In my last message to you, I demanded proof of your position. I find it very odd indeed that when I very pointedly demanded proof, all you had to give me was one man's subjective definition of life. I offered quotes from three different doctors, all of whom were speaking about medically proven and provable facts. You offered no medical proof of that doctor's definition of life.
Do you realize what you're doing in this debate? Whenever I make a point, you either ignore it or you counter it with presuppositions. For example: I offered my "innocent until proven guilty" concept in which I said that you carried the burden of proof simply because of sheer odds. You countered that by saying that you were right, and I was wrong. No proof, no examples, just "You're right, I'm wrong, that's the end of it." You can't do that in a logical debate. Either give me some proof, logical, medical, or otherwise, or drop me a line saying we're done here. I have given ample reasons for you to change your mind, most of which you have not responded to; and you have given few reasons, to which I have responded to most. Now I understand that space is a consideration, and I don't expect you to respond to every single line I put in these messages; however, I think it's high time you start answering some of my arguments. You have given no reason at all to make me believe they're not worth countering.
Answer Dear Adam,
No matter how many doctors, scientists, or other authorities I quote you will always say their opinions were subjective. That is the entire point. Every aspect of this debate is arbitrary and subjective.

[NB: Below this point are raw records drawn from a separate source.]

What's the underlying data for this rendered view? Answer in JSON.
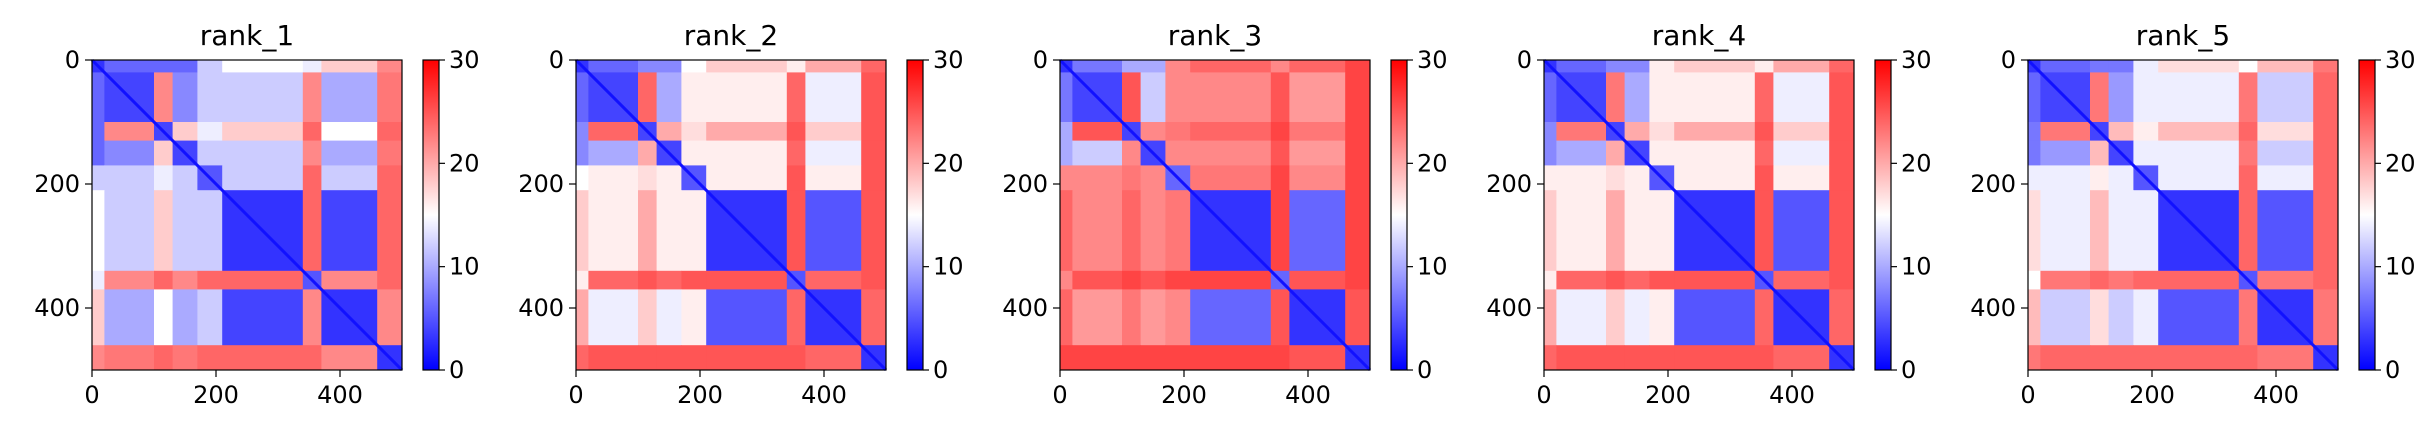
{
  "colormap": {
    "name": "bwr",
    "low": "#0000ff",
    "mid": "#ffffff",
    "high": "#ff0000",
    "vmin": 0,
    "vmax": 30
  },
  "chart_data": [
    {
      "type": "heatmap",
      "title": "rank_1",
      "xlim": [
        0,
        500
      ],
      "ylim": [
        500,
        0
      ],
      "x_ticks": [
        0,
        200,
        400
      ],
      "y_ticks": [
        0,
        200,
        400
      ],
      "colorbar_ticks": [
        0,
        10,
        20,
        30
      ],
      "block_boundaries": [
        20,
        100,
        130,
        170,
        210,
        340,
        370,
        460,
        500
      ],
      "block_cells": [
        [
          3,
          6,
          6,
          6,
          12,
          15,
          14,
          18,
          22
        ],
        [
          6,
          4,
          22,
          8,
          12,
          12,
          22,
          10,
          23
        ],
        [
          6,
          22,
          4,
          18,
          14,
          18,
          24,
          15,
          24
        ],
        [
          6,
          8,
          18,
          4,
          12,
          12,
          22,
          10,
          23
        ],
        [
          12,
          12,
          14,
          12,
          5,
          12,
          24,
          12,
          24
        ],
        [
          15,
          12,
          18,
          12,
          12,
          3,
          24,
          4,
          24
        ],
        [
          14,
          22,
          24,
          22,
          24,
          24,
          5,
          22,
          24
        ],
        [
          18,
          10,
          15,
          10,
          12,
          4,
          22,
          3,
          22
        ],
        [
          22,
          23,
          24,
          23,
          24,
          24,
          24,
          22,
          3
        ]
      ]
    },
    {
      "type": "heatmap",
      "title": "rank_2",
      "xlim": [
        0,
        500
      ],
      "ylim": [
        500,
        0
      ],
      "x_ticks": [
        0,
        200,
        400
      ],
      "y_ticks": [
        0,
        200,
        400
      ],
      "colorbar_ticks": [
        0,
        10,
        20,
        30
      ],
      "block_boundaries": [
        20,
        100,
        130,
        170,
        210,
        340,
        370,
        460,
        500
      ],
      "block_cells": [
        [
          3,
          6,
          8,
          8,
          15,
          18,
          16,
          20,
          24
        ],
        [
          6,
          4,
          24,
          10,
          16,
          16,
          24,
          14,
          25
        ],
        [
          8,
          24,
          4,
          20,
          17,
          20,
          25,
          18,
          25
        ],
        [
          8,
          10,
          20,
          4,
          16,
          16,
          24,
          14,
          25
        ],
        [
          15,
          16,
          17,
          16,
          5,
          16,
          25,
          16,
          25
        ],
        [
          18,
          16,
          20,
          16,
          16,
          3,
          25,
          5,
          25
        ],
        [
          16,
          24,
          25,
          24,
          25,
          25,
          5,
          24,
          25
        ],
        [
          20,
          14,
          18,
          14,
          16,
          5,
          24,
          3,
          24
        ],
        [
          24,
          25,
          25,
          25,
          25,
          25,
          25,
          24,
          3
        ]
      ]
    },
    {
      "type": "heatmap",
      "title": "rank_3",
      "xlim": [
        0,
        500
      ],
      "ylim": [
        500,
        0
      ],
      "x_ticks": [
        0,
        200,
        400
      ],
      "y_ticks": [
        0,
        200,
        400
      ],
      "colorbar_ticks": [
        0,
        10,
        20,
        30
      ],
      "block_boundaries": [
        20,
        100,
        130,
        170,
        210,
        340,
        370,
        460,
        500
      ],
      "block_cells": [
        [
          3,
          7,
          10,
          10,
          22,
          24,
          22,
          24,
          26
        ],
        [
          7,
          4,
          25,
          12,
          22,
          22,
          25,
          21,
          26
        ],
        [
          10,
          25,
          4,
          22,
          23,
          24,
          26,
          23,
          26
        ],
        [
          10,
          12,
          22,
          4,
          22,
          22,
          25,
          21,
          26
        ],
        [
          22,
          22,
          23,
          22,
          6,
          23,
          26,
          22,
          26
        ],
        [
          24,
          22,
          24,
          22,
          23,
          3,
          26,
          6,
          26
        ],
        [
          22,
          25,
          26,
          25,
          26,
          26,
          6,
          25,
          26
        ],
        [
          24,
          21,
          23,
          21,
          22,
          6,
          25,
          3,
          25
        ],
        [
          26,
          26,
          26,
          26,
          26,
          26,
          26,
          25,
          3
        ]
      ]
    },
    {
      "type": "heatmap",
      "title": "rank_4",
      "xlim": [
        0,
        500
      ],
      "ylim": [
        500,
        0
      ],
      "x_ticks": [
        0,
        200,
        400
      ],
      "y_ticks": [
        0,
        200,
        400
      ],
      "colorbar_ticks": [
        0,
        10,
        20,
        30
      ],
      "block_boundaries": [
        20,
        100,
        130,
        170,
        210,
        340,
        370,
        460,
        500
      ],
      "block_cells": [
        [
          3,
          6,
          8,
          8,
          16,
          18,
          16,
          20,
          24
        ],
        [
          6,
          4,
          23,
          10,
          16,
          16,
          24,
          14,
          25
        ],
        [
          8,
          23,
          4,
          20,
          17,
          20,
          25,
          18,
          25
        ],
        [
          8,
          10,
          20,
          4,
          16,
          16,
          24,
          14,
          25
        ],
        [
          16,
          16,
          17,
          16,
          5,
          16,
          25,
          16,
          25
        ],
        [
          18,
          16,
          20,
          16,
          16,
          3,
          25,
          5,
          25
        ],
        [
          16,
          24,
          25,
          24,
          25,
          25,
          5,
          24,
          25
        ],
        [
          20,
          14,
          18,
          14,
          16,
          5,
          24,
          3,
          24
        ],
        [
          24,
          25,
          25,
          25,
          25,
          25,
          25,
          24,
          3
        ]
      ]
    },
    {
      "type": "heatmap",
      "title": "rank_5",
      "xlim": [
        0,
        500
      ],
      "ylim": [
        500,
        0
      ],
      "x_ticks": [
        0,
        200,
        400
      ],
      "y_ticks": [
        0,
        200,
        400
      ],
      "colorbar_ticks": [
        0,
        10,
        20,
        30
      ],
      "block_boundaries": [
        20,
        100,
        130,
        170,
        210,
        340,
        370,
        460,
        500
      ],
      "block_cells": [
        [
          3,
          6,
          7,
          7,
          14,
          17,
          15,
          19,
          23
        ],
        [
          6,
          4,
          23,
          9,
          14,
          14,
          23,
          12,
          24
        ],
        [
          7,
          23,
          4,
          19,
          16,
          19,
          24,
          17,
          24
        ],
        [
          7,
          9,
          19,
          4,
          14,
          14,
          23,
          12,
          24
        ],
        [
          14,
          14,
          16,
          14,
          5,
          14,
          24,
          14,
          24
        ],
        [
          17,
          14,
          19,
          14,
          14,
          3,
          24,
          5,
          24
        ],
        [
          15,
          23,
          24,
          23,
          24,
          24,
          5,
          23,
          24
        ],
        [
          19,
          12,
          17,
          12,
          14,
          5,
          23,
          3,
          23
        ],
        [
          23,
          24,
          24,
          24,
          24,
          24,
          24,
          23,
          3
        ]
      ]
    }
  ]
}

Some people think life began once millions of years ago. Some people believe life begins when the gametes are created. Some people believe life begins when the gametes meet. Some people think life begins when the brain develops. Some people think life begins at birth.
There is NO right answer. All of these people are right. When life begins is a philosophic question, not a scientific one. This is why there will never be a consensus on any particular view.
I don't care whether you believe what I believe or not. It doesn't matter. What does matter is that you respect the privacy and bodily integrity of your fellow citizens. If you don't believe in abortion you never have to have anything to do with it. No one will ever force you or anyone else to have one, especially since you cannot get pregnant.
The reason that it doesn't matter how you classify an embryo is that even if an embryo were considered to be a person by everyone, abortion would still be legal. No person can force another human being to donate their bodies against their will, even if the person needing the donation will die. If they could, everyone would have to have all of their information in a giant database, and anytime anyone needed an organ, whoever was a match would have to donate that particular organ whether they wanted to or not. Or society is against such bodily invasions.